Spacetime defines how nature data is represented, related, and versioned over space and time. It lets organisations combine field data, remote sensing, models, and records into one coherent fabric—ready for analysis, governance, and sharing.
A foundational schema for Nature Intelligence
- 4D by design: every record is anchored in location (x, y, z) and timestamp/period (t).
- Typed & linked: observations, features, events, habitats, and indicators are first-class, linked objects.
- Versioned & auditable: provenance, lineage, and change history are preserved end-to-end.
- Interoperable: aligns with open geospatial and temporal data conventions (e.g., GeoJSON-T concepts and STAC-style cataloguing) for smooth exchange.
Why it matters
- Comparability: like-for-like across sites, projects, and years—turns scattered datasets into a continuous story.
- Scientific integrity: explicit units, methods, and uncertainty keep insights honest and reproducible.
- Operational speed: one schema across teams, tools, and vendors reduces friction and rework.

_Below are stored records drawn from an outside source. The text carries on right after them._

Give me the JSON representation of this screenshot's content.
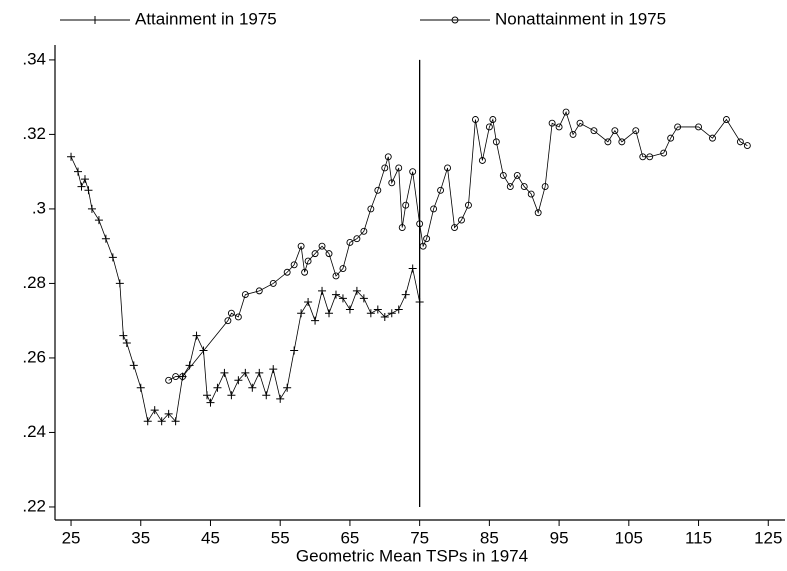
{
  "chart_data": {
    "type": "line",
    "x_label": "Geometric Mean TSPs in 1974",
    "xlim": [
      22.7,
      127.4
    ],
    "xticks": [
      25,
      35,
      45,
      55,
      65,
      75,
      85,
      95,
      105,
      115,
      125
    ],
    "ylim": [
      0.2165,
      0.344
    ],
    "yticks": [
      {
        "value": 0.22,
        "label": ".22"
      },
      {
        "value": 0.24,
        "label": ".24"
      },
      {
        "value": 0.26,
        "label": ".26"
      },
      {
        "value": 0.28,
        "label": ".28"
      },
      {
        "value": 0.3,
        "label": ".3"
      },
      {
        "value": 0.32,
        "label": ".32"
      },
      {
        "value": 0.34,
        "label": ".34"
      }
    ],
    "vline": {
      "x": 75,
      "y": [
        0.22,
        0.34
      ]
    },
    "series": [
      {
        "name": "Attainment in 1975",
        "color": "#000000",
        "marker": "plus",
        "x": [
          25,
          26,
          26.5,
          27,
          27.5,
          28,
          29,
          30,
          31,
          32,
          32.5,
          33,
          34,
          35,
          36,
          37,
          38,
          39,
          40,
          41,
          42,
          43,
          44,
          44.5,
          45,
          46,
          47,
          48,
          49,
          50,
          51,
          52,
          53,
          54,
          55,
          56,
          57,
          58,
          59,
          60,
          61,
          62,
          63,
          64,
          65,
          66,
          67,
          68,
          69,
          70,
          71,
          72,
          73,
          74,
          75
        ],
        "values": [
          0.314,
          0.31,
          0.306,
          0.308,
          0.305,
          0.3,
          0.297,
          0.292,
          0.287,
          0.28,
          0.266,
          0.264,
          0.258,
          0.252,
          0.243,
          0.246,
          0.243,
          0.245,
          0.243,
          0.255,
          0.258,
          0.266,
          0.262,
          0.25,
          0.248,
          0.252,
          0.256,
          0.25,
          0.254,
          0.256,
          0.252,
          0.256,
          0.25,
          0.257,
          0.249,
          0.252,
          0.262,
          0.272,
          0.275,
          0.27,
          0.278,
          0.272,
          0.277,
          0.276,
          0.273,
          0.278,
          0.276,
          0.272,
          0.273,
          0.271,
          0.272,
          0.273,
          0.277,
          0.284,
          0.275
        ]
      },
      {
        "name": "Nonattainment in 1975",
        "color": "#000000",
        "marker": "circle",
        "x": [
          39,
          40,
          41,
          47.5,
          48,
          49,
          50,
          52,
          54,
          56,
          57,
          58,
          58.5,
          59,
          60,
          61,
          62,
          63,
          64,
          65,
          66,
          67,
          68,
          69,
          70,
          70.5,
          71,
          72,
          72.5,
          73,
          74,
          75,
          75.5,
          76,
          77,
          78,
          79,
          80,
          81,
          82,
          83,
          84,
          85,
          85.5,
          86,
          87,
          88,
          89,
          90,
          91,
          92,
          93,
          94,
          95,
          96,
          97,
          98,
          100,
          102,
          103,
          104,
          106,
          107,
          108,
          110,
          111,
          112,
          115,
          117,
          119,
          121,
          122
        ],
        "values": [
          0.254,
          0.255,
          0.255,
          0.27,
          0.272,
          0.271,
          0.277,
          0.278,
          0.28,
          0.283,
          0.285,
          0.29,
          0.283,
          0.286,
          0.288,
          0.29,
          0.288,
          0.282,
          0.284,
          0.291,
          0.292,
          0.294,
          0.3,
          0.305,
          0.311,
          0.314,
          0.307,
          0.311,
          0.295,
          0.301,
          0.31,
          0.296,
          0.29,
          0.292,
          0.3,
          0.305,
          0.311,
          0.295,
          0.297,
          0.301,
          0.324,
          0.313,
          0.322,
          0.324,
          0.318,
          0.309,
          0.306,
          0.309,
          0.306,
          0.304,
          0.299,
          0.306,
          0.323,
          0.322,
          0.326,
          0.32,
          0.323,
          0.321,
          0.318,
          0.321,
          0.318,
          0.321,
          0.314,
          0.314,
          0.315,
          0.319,
          0.322,
          0.322,
          0.319,
          0.324,
          0.318,
          0.317
        ]
      }
    ]
  }
}
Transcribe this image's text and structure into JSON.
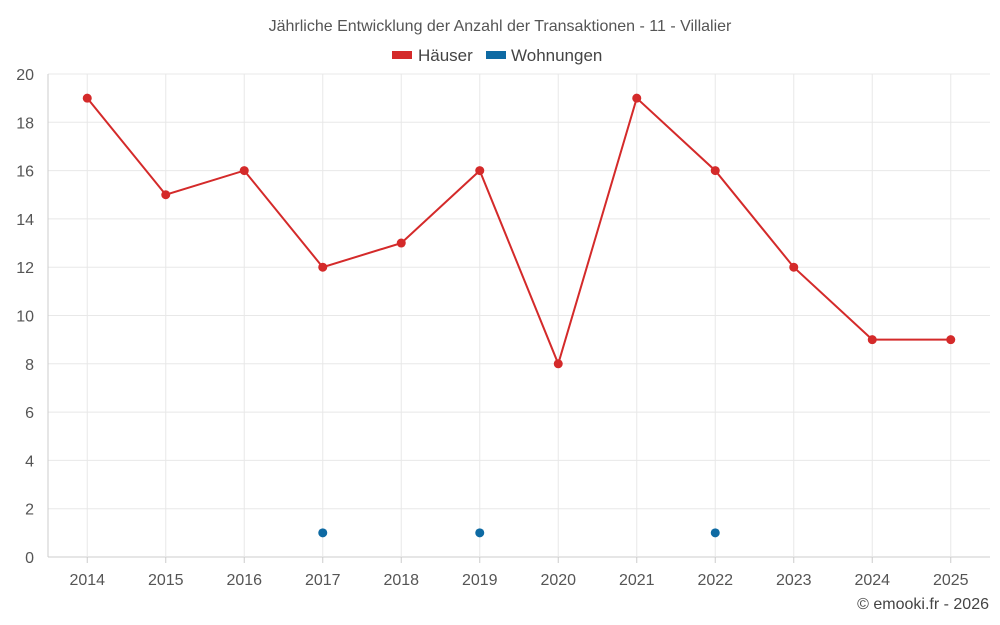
{
  "chart_data": {
    "type": "line",
    "title": "Jährliche Entwicklung der Anzahl der Transaktionen - 11 - Villalier",
    "categories": [
      "2014",
      "2015",
      "2016",
      "2017",
      "2018",
      "2019",
      "2020",
      "2021",
      "2022",
      "2023",
      "2024",
      "2025"
    ],
    "series": [
      {
        "name": "Häuser",
        "color": "#d42a2a",
        "values": [
          19,
          15,
          16,
          12,
          13,
          16,
          8,
          19,
          16,
          12,
          9,
          9
        ]
      },
      {
        "name": "Wohnungen",
        "color": "#0e6aa3",
        "values": [
          null,
          null,
          null,
          1,
          null,
          1,
          null,
          null,
          1,
          null,
          null,
          null
        ]
      }
    ],
    "ylim": [
      0,
      20
    ],
    "yticks": [
      0,
      2,
      4,
      6,
      8,
      10,
      12,
      14,
      16,
      18,
      20
    ],
    "xlabel": "",
    "ylabel": "",
    "grid": true,
    "legend": "top-center"
  },
  "credit": "© emooki.fr - 2026"
}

- Governance & trust: traceable data builds confidence with regulators, investors, and communities.
- Actionable insight: makes complex ecology legible to business systems—so decisions include nature.
Key capabilities
- Spatiotemporal primitives – points, lines, polygons, rasters, volumes; instants and intervals.
- Event & state modelling – distinguish conditions (state) from changes (events) and link causes.
- Provenance & lineage – source, method, model version, and processing steps carried with data.
- Quality & uncertainty – confidence scores, detection limits, gaps clearly encoded.
- Indicators as first-class – pre-defined structures for nature metrics so results are portable.
- Permissions & sharing – fine-grained access so teams can publish openly or keep private.
- Standards friendly – plays well with established geospatial/temporal conventions and APIs.
FAQ
Is Spacetime a database or a file format?
Neither. It’s a schema—a shared model for how nature data is structured. We implement it across our stack and expose it via APIs.
Can I use Spacetime without Atlas?
Yes. You can integrate through APIs to push/pull data, or connect your tooling to Spacetime-conformant exports.
How does Spacetime handle uncertainty?
Uncertainty and quality flags are first-class fields attached to each measurement and indicator, with method metadata for reproducibility.
What standards does it support?
Spacetime aligns with open geospatial and temporal conventions (e.g., GeoJSON-T concepts, STAC-style catalogues) and interoperates with common GIS/EO tools.
How does versioning work?
Every dataset and model run carries a unique ID, timestamp, and lineage. Changes are tracked so you can compare states and roll back.
Can we publish subsets publicly?
Yes. Use Atlas Orbis to publish selected layers/indicators while keeping sensitive data private.